Besonderes Doppel-SilberLena Dürr verpasst hauchdünn deutsche Riesenslalom-Überraschung

Eigentlich ist der Riesenslalom die schwächste Disziplin der deutschen Skirennfahrerinnen. Mit einem starken ersten Lauf hat Lena Dürr überraschend die Chance auf eine Medaille - vergibt sie aber kurz vor dem Ziel. Gold geht an Federica Brignone, die eine besondere Geschichte schreibt.

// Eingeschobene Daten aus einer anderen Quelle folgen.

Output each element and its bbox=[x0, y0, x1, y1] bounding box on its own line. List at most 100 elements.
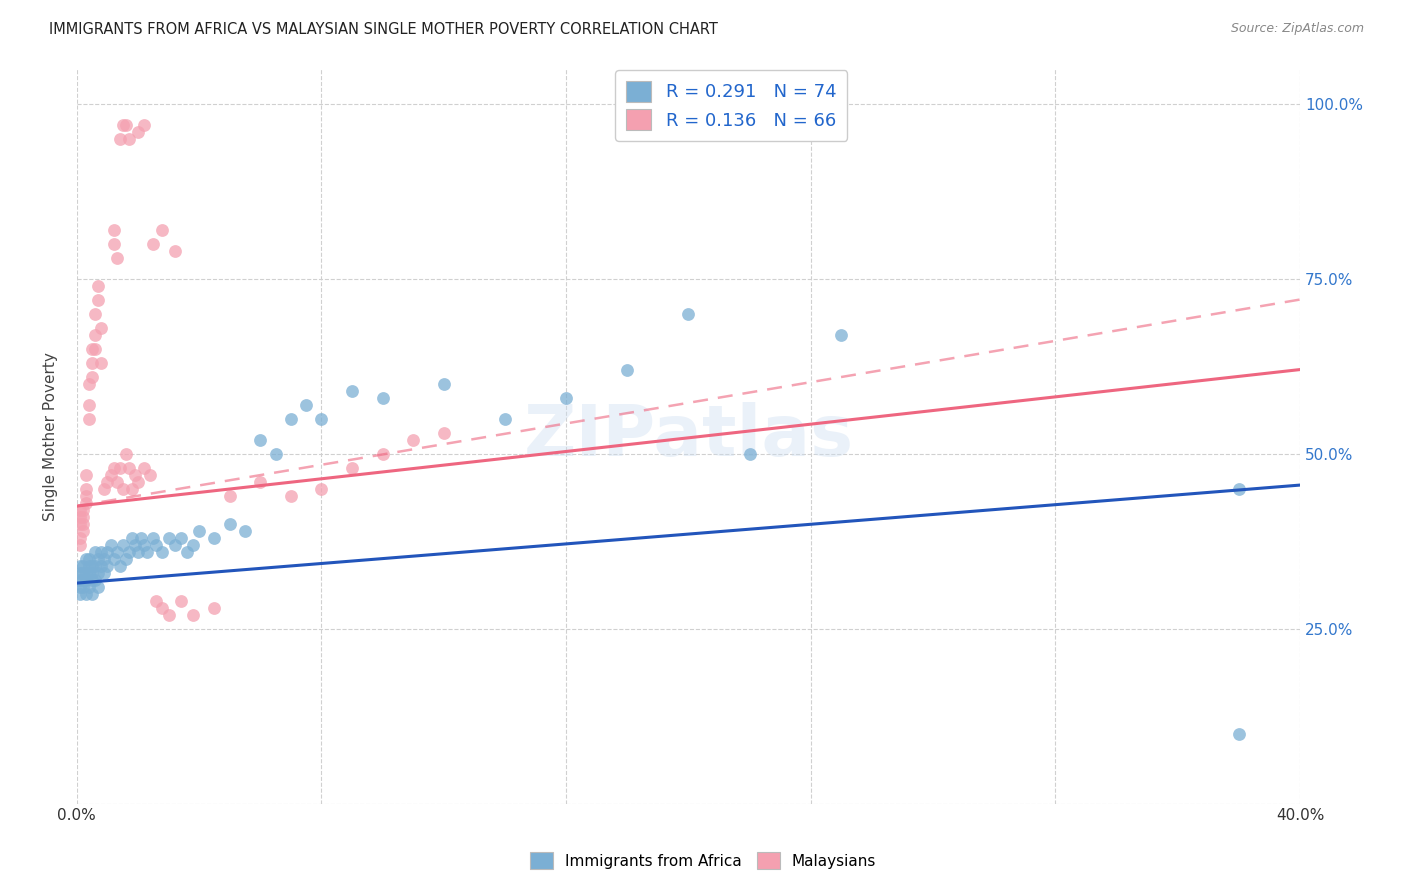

Trotz einer hervorragenden Ausgangslage hat die deutsche Skirennfahrerin Lena Dürr bei den Olympischen Winterspielen eine sensationelle Medaille im Riesenslalom verpasst. Die Münchnerin rutschte in Cortina d'Ampezzo von Rang zwei nach dem ersten Lauf noch auf den neunten Platz zurück. Beim umjubelten Olympiasieg der Italienerin Federica Brignone fehlten Dürr 0,19 Sekunden auf Silber. Emma Aicher als zweite deutsche Starterin - schon mit Silber aus der Abfahrt und der Team-Kombination dekoriert - wurde 19.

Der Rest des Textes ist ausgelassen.